At the CDN edge, the customer request is inspected and processed. In the most common use case, static web content will be checked for freshness and then delivered. If your company uses the CDN to store customer-facing data files, such as product catalogs or software updates, those will be fetched from the CDN storage servers and delivered. Video files stored by CDNs can be delivered and streamed directly to the customer without burdening the origin company's servers or the origin company's WAN.
While it's good to know what the CDN does, it's just as important to know from where it does it. CDNs are all about faster delivery. A big part of that is reducing latency, which requires the CDN server be geographically near the end user. Thus, one of the first questions you should ask any prospective CDN vendor should focus on details as to where the CDN has a presence.
What is driving the increase of CDN use?
CDN use has grown over the past several years, paced in large part by video, which has become a common website element and tool for many businesses. Not only does video require a lot of disk storage in comparison to traditional web objects -- such as a PDF -- video delivery places a significant demand on internet and WAN bandwidth.
Another important trend is the use of cloud-based applications and services. Years ago, few IT managers considered placing their key corporate data outside of their data centers, but now this strategy is accepted and embraced.

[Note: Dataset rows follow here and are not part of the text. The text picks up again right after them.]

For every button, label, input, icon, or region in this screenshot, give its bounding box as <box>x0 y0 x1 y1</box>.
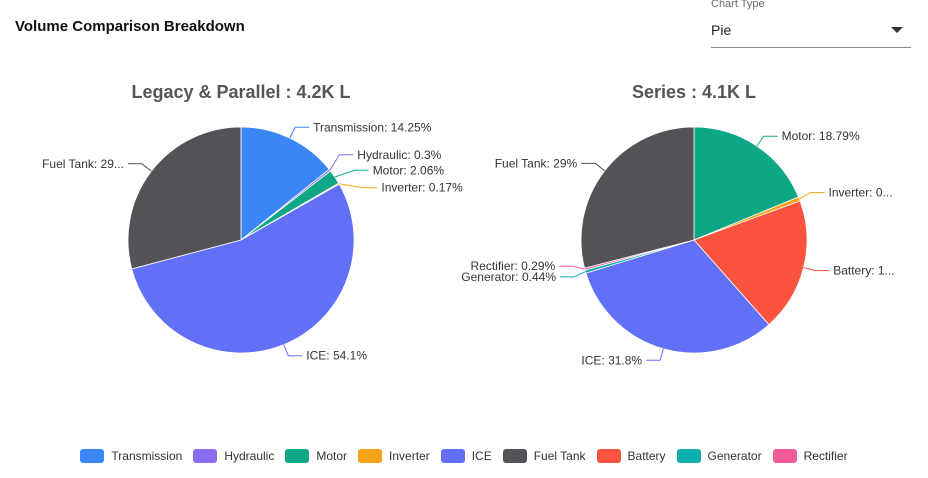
data-label-series-fuel-tank: Fuel Tank: 29% <box>495 156 578 170</box>
legend-label-ice: ICE <box>471 449 492 463</box>
data-label-series-generator: Generator: 0.44% <box>461 270 556 284</box>
label-line-series-battery <box>803 267 830 272</box>
legend-swatch-battery <box>596 449 621 463</box>
label-line-series-inverter <box>799 192 825 200</box>
data-label-series-inverter: Inverter: 0... <box>829 186 893 200</box>
legend-item-inverter[interactable]: Inverter <box>358 449 430 463</box>
data-label-series-battery: Battery: 1... <box>833 264 894 278</box>
data-label-legacy-motor: Motor: 2.06% <box>373 163 445 177</box>
legend-item-hydraulic[interactable]: Hydraulic <box>193 449 274 463</box>
legend-item-motor[interactable]: Motor <box>285 449 347 463</box>
legend-label-transmission: Transmission <box>111 449 183 463</box>
legend-item-fuel-tank[interactable]: Fuel Tank <box>502 449 586 463</box>
legend-item-transmission[interactable]: Transmission <box>80 449 182 463</box>
data-label-legacy-inverter: Inverter: 0.17% <box>381 181 463 195</box>
legend-swatch-generator <box>676 449 701 463</box>
label-line-legacy-ice <box>283 344 303 357</box>
data-label-legacy-transmission: Transmission: 14.25% <box>313 120 432 134</box>
label-line-legacy-transmission <box>289 126 310 139</box>
pie-charts: Legacy & Parallel : 4.2K L Transmission: … <box>42 82 894 367</box>
data-label-series-ice: ICE: 31.8% <box>581 353 642 367</box>
label-line-legacy-fuel-tank <box>127 163 152 172</box>
legend-label-inverter: Inverter <box>389 449 430 463</box>
label-line-series-rectifier <box>559 265 585 270</box>
chart-title-series: Series : 4.1K L <box>632 82 756 102</box>
label-line-legacy-hydraulic <box>329 154 354 171</box>
legend-swatch-fuel-tank <box>502 449 527 463</box>
legend-label-rectifier: Rectifier <box>803 449 848 463</box>
page-title: Volume Comparison Breakdown <box>15 18 245 35</box>
label-line-legacy-motor <box>334 169 369 178</box>
legend-swatch-inverter <box>358 449 383 463</box>
chart-type-select[interactable]: Chart Type Pie <box>711 0 911 48</box>
pie-chart-legacy: Legacy & Parallel : 4.2K L Transmission: … <box>42 82 463 363</box>
legend-label-fuel-tank: Fuel Tank <box>533 449 586 463</box>
data-label-legacy-ice: ICE: 54.1% <box>306 349 367 363</box>
chart-type-label: Chart Type <box>711 0 765 10</box>
chart-type-value: Pie <box>711 22 732 38</box>
legend-label-generator: Generator <box>707 449 762 463</box>
legend-swatch-rectifier <box>772 449 797 463</box>
data-label-legacy-fuel-tank: Fuel Tank: 29... <box>42 157 124 171</box>
legend-item-rectifier[interactable]: Rectifier <box>772 449 848 463</box>
chart-legend: Transmission Hydraulic Motor Inverter ICE Fue… <box>0 446 928 466</box>
legend-label-hydraulic: Hydraulic <box>224 449 275 463</box>
data-label-legacy-hydraulic: Hydraulic: 0.3% <box>357 148 441 162</box>
legend-item-generator[interactable]: Generator <box>676 449 762 463</box>
legend-swatch-transmission <box>80 449 105 463</box>
legend-swatch-ice <box>440 449 465 463</box>
data-label-series-motor: Motor: 18.79% <box>782 129 860 143</box>
legend-swatch-hydraulic <box>193 449 218 463</box>
label-line-legacy-inverter <box>338 183 378 189</box>
legend-item-ice[interactable]: ICE <box>440 449 492 463</box>
pie-slice-series-fuel-tank[interactable] <box>580 126 695 269</box>
data-label-series-rectifier: Rectifier: 0.29% <box>470 259 555 273</box>
label-line-series-ice <box>646 348 664 361</box>
legend-swatch-motor <box>285 449 310 463</box>
pie-slice-series-motor[interactable] <box>693 126 800 241</box>
legend-label-motor: Motor <box>316 449 348 463</box>
chevron-down-icon <box>891 27 903 33</box>
pie-chart-series: Series : 4.1K L Motor: 18.79% Inverter: 0.… <box>461 82 894 367</box>
label-line-series-fuel-tank <box>581 162 606 172</box>
pie-slice-legacy-transmission[interactable] <box>240 126 330 241</box>
legend-label-battery: Battery <box>627 449 666 463</box>
pie-slice-series-battery[interactable] <box>693 200 808 326</box>
chart-title-legacy: Legacy & Parallel : 4.2K L <box>131 82 350 102</box>
pie-slice-series-ice[interactable] <box>585 239 770 354</box>
label-line-series-generator <box>560 271 586 278</box>
label-line-series-motor <box>756 135 778 147</box>
legend-item-battery[interactable]: Battery <box>596 449 666 463</box>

As a result, some content delivery network services are beginning to compete with cloud providers, offering such services as video and data storage.
Additionally, by putting the processing and delivery burden on the CDN's IT infrastructure, the burden is similarly reduced at the company's own IT site. This could translate into lower demand on existing IT and WAN infrastructure, reducing a CDN customer's Capex and Opex costs.

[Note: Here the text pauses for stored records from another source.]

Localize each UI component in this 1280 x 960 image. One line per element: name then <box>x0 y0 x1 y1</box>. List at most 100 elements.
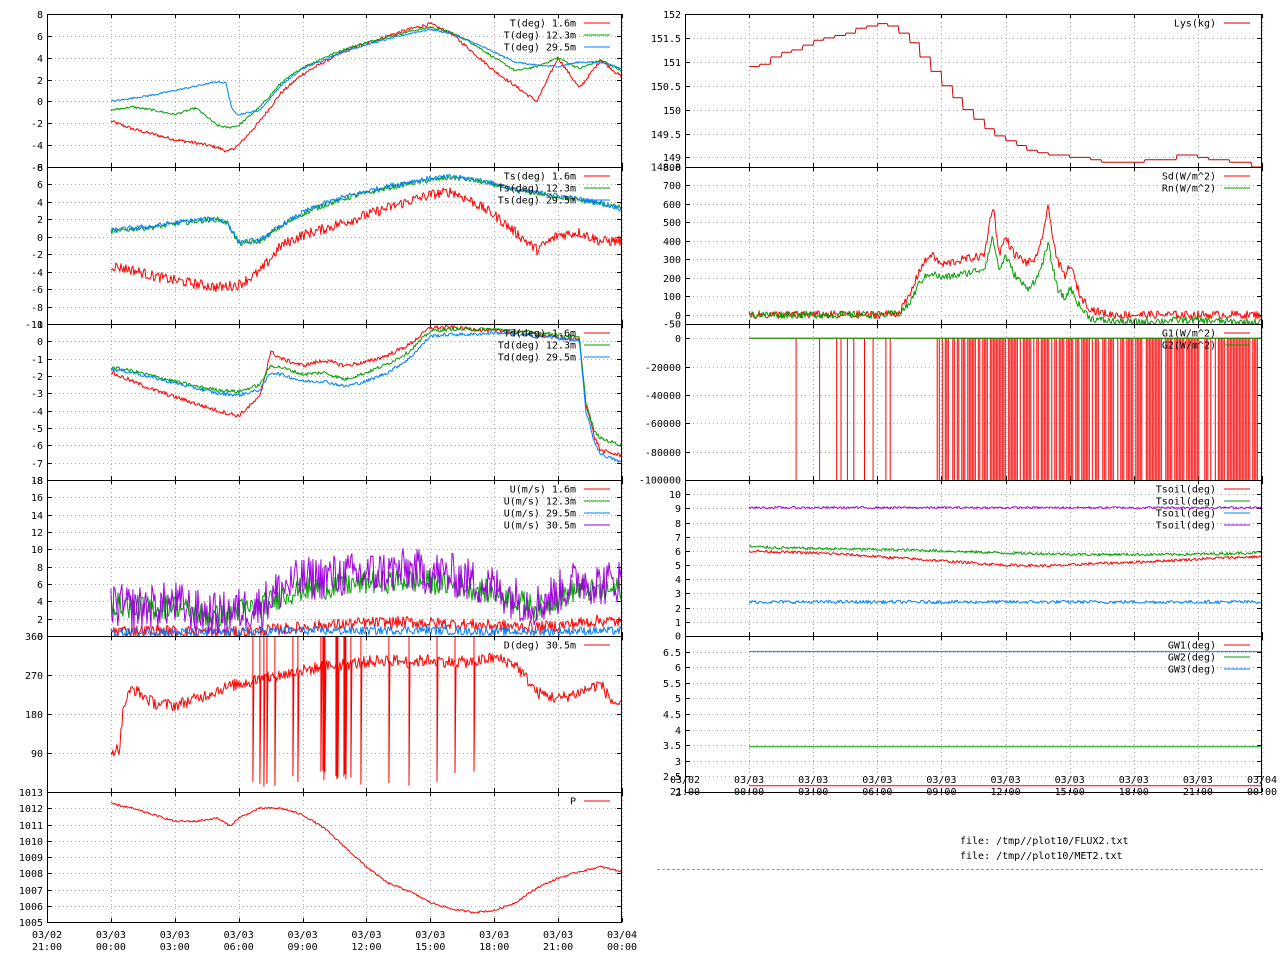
x-tick-time-left: 21:00 <box>32 942 62 953</box>
x-tick-date-left: 03/03 <box>415 930 445 941</box>
y-tick-label: -20000 <box>645 363 681 374</box>
y-tick-label: 8 <box>37 163 43 174</box>
legend-label: Ts(deg) 29.5m <box>498 196 576 207</box>
y-tick-label: -5 <box>31 424 43 435</box>
y-tick-label: 0 <box>37 233 43 244</box>
y-tick-label: 2 <box>37 615 43 626</box>
y-tick-label: -6 <box>31 441 43 452</box>
x-tick-time-right: 00:00 <box>1247 787 1277 798</box>
legend-label: Tsoil(deg) <box>1156 497 1216 508</box>
x-tick-date-right: 03/03 <box>734 775 764 786</box>
series-line-left-4-2 <box>110 625 622 636</box>
x-tick-time-left: 21:00 <box>543 942 573 953</box>
y-tick-label: 0 <box>37 337 43 348</box>
x-tick-time-left: 15:00 <box>415 942 445 953</box>
y-tick-label: 4 <box>37 597 43 608</box>
y-tick-label: 152 <box>663 10 681 21</box>
y-tick-label: -2 <box>31 372 43 383</box>
y-tick-label: -2 <box>31 119 43 130</box>
y-tick-label: 4 <box>675 575 681 586</box>
x-tick-date-left: 03/02 <box>32 930 62 941</box>
y-tick-label: 149 <box>663 153 681 164</box>
x-tick-time-right: 03:00 <box>798 787 828 798</box>
y-tick-label: 0 <box>675 311 681 322</box>
y-tick-label: 2 <box>675 788 681 799</box>
y-tick-label: 200 <box>663 274 681 285</box>
y-tick-label: 12 <box>31 528 43 539</box>
y-tick-label: 6 <box>675 547 681 558</box>
y-tick-label: 1007 <box>19 886 43 897</box>
series-line-right-2-1 <box>748 235 1262 324</box>
y-tick-label: -7 <box>31 459 43 470</box>
y-tick-label: 8 <box>37 10 43 21</box>
y-tick-label: -6 <box>31 163 43 174</box>
y-tick-label: -4 <box>31 141 43 152</box>
y-tick-label: 4 <box>37 54 43 65</box>
y-tick-label: 6 <box>37 32 43 43</box>
x-tick-date-right: 03/03 <box>1055 775 1085 786</box>
separator-line <box>657 869 1263 870</box>
y-tick-label: 270 <box>25 671 43 682</box>
y-tick-label: 6 <box>37 180 43 191</box>
y-tick-label: -10 <box>25 320 43 331</box>
x-tick-time-left: 09:00 <box>288 942 318 953</box>
legend-label: Sd(W/m^2) <box>1162 172 1216 183</box>
y-tick-label: -8 <box>31 476 43 487</box>
y-tick-label: 2 <box>675 604 681 615</box>
y-tick-label: 600 <box>663 200 681 211</box>
y-tick-label: 5.5 <box>663 679 681 690</box>
y-tick-label: 90 <box>31 749 43 760</box>
x-tick-date-right: 03/03 <box>1183 775 1213 786</box>
y-tick-label: 360 <box>25 632 43 643</box>
y-tick-label: 10 <box>669 490 681 501</box>
y-tick-label: 150.5 <box>651 82 681 93</box>
x-tick-date-left: 03/04 <box>607 930 637 941</box>
x-tick-time-right: 18:00 <box>1119 787 1149 798</box>
y-tick-label: -1 <box>31 355 43 366</box>
series-line-right-4-1 <box>748 545 1262 557</box>
legend-label: Lys(kg) <box>1174 19 1216 30</box>
x-tick-time-right: 21:00 <box>670 787 700 798</box>
legend-label: G1(W/m^2) <box>1162 329 1216 340</box>
y-tick-label: 149.5 <box>651 130 681 141</box>
y-tick-label: 1 <box>37 320 43 331</box>
x-tick-time-left: 00:00 <box>607 942 637 953</box>
y-tick-label: 1011 <box>19 821 43 832</box>
x-tick-date-left: 03/03 <box>160 930 190 941</box>
legend-label: GW3(deg) <box>1168 665 1216 676</box>
series-line-left-4-3 <box>110 548 622 636</box>
y-tick-label: 700 <box>663 181 681 192</box>
y-tick-label: 1006 <box>19 902 43 913</box>
series-line-left-2-0 <box>110 187 622 293</box>
y-tick-label: 0 <box>675 334 681 345</box>
legend-label: G2(W/m^2) <box>1162 341 1216 352</box>
legend-label: Tsoil(deg) <box>1156 485 1216 496</box>
y-tick-label: 0 <box>37 97 43 108</box>
y-tick-label: 18 <box>31 476 43 487</box>
y-tick-label: 2 <box>37 215 43 226</box>
legend-label: U(m/s) 29.5m <box>504 509 576 520</box>
y-tick-label: -60000 <box>645 419 681 430</box>
x-tick-time-left: 00:00 <box>96 942 126 953</box>
series-line-right-2-0 <box>748 204 1262 320</box>
legend-label: GW2(deg) <box>1168 653 1216 664</box>
y-tick-label: -3 <box>31 389 43 400</box>
x-tick-time-right: 12:00 <box>991 787 1021 798</box>
y-tick-label: 2.5 <box>663 772 681 783</box>
x-tick-date-right: 03/03 <box>862 775 892 786</box>
y-tick-label: 1013 <box>19 788 43 799</box>
y-tick-label: 5 <box>675 561 681 572</box>
y-tick-label: -6 <box>31 285 43 296</box>
legend-label: GW1(deg) <box>1168 641 1216 652</box>
y-tick-label: -100000 <box>639 476 681 487</box>
plot-frame <box>685 14 1262 168</box>
series-line-left-1-1 <box>110 26 622 129</box>
y-tick-label: 151 <box>663 58 681 69</box>
legend-label: Td(deg) 29.5m <box>498 353 576 364</box>
y-tick-label: 300 <box>663 255 681 266</box>
y-tick-label: 2 <box>37 76 43 87</box>
y-tick-label: 1005 <box>19 918 43 929</box>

Key features of content delivery network services
It's important to realize the beneficial ripple effect of CDN offload. The obvious benefit of offloading delivery is fewer servers are needed, which means less physical real estate and power and cooling are required.

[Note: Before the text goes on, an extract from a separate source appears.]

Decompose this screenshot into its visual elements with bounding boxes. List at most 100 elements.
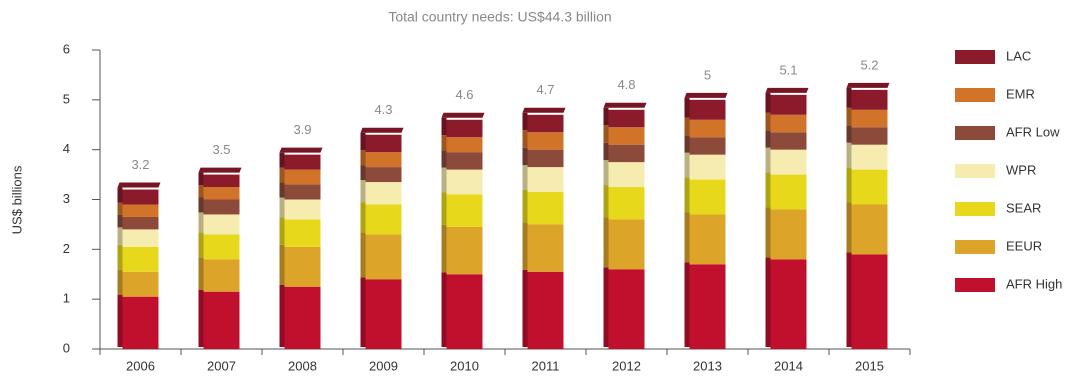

All CDNs offer core functions, such as delivering static, dynamic and, usually, streaming and on-demand video. These services alone are often sufficient to justify using CDNs, as companies can ensure their end users will benefit from rapid response time.
Even within the core delivery function, there can be additional benefits of CDNs, as some CDN vendors offer image optimization and management services. These services can dynamically deliver images optimized for a specific device, whether it's a desktop computer, a mobile phone or some other gadget.
Many CDN vendors offer advanced security-related services, such as distributed denial-of-service (DDoS) protection, web application firewall (WAF) functionality and bot protection. CDN security offerings can reduce the load on on-premises security hardware, thus extending its lifetime.
Some CDN providers are looking at offering services for company branch offices as a natural extension of what they're doing now for individual users. Branch-office users need content that originates at the headquarters location and that can be stored at and delivered by the CDN. Similarly, the CDN can provide WAF and DDoS for the branch. The only difference is those functions reside at the CDN edge, rather than on an appliance in the branch office. Such a service reduces the required IT footprint in the branch and generally simplifies branch operation.
The chief benefit of CDNs is their ability to offload significant amounts of delivery from your data center to the CDN, thus reducing your data center footprint.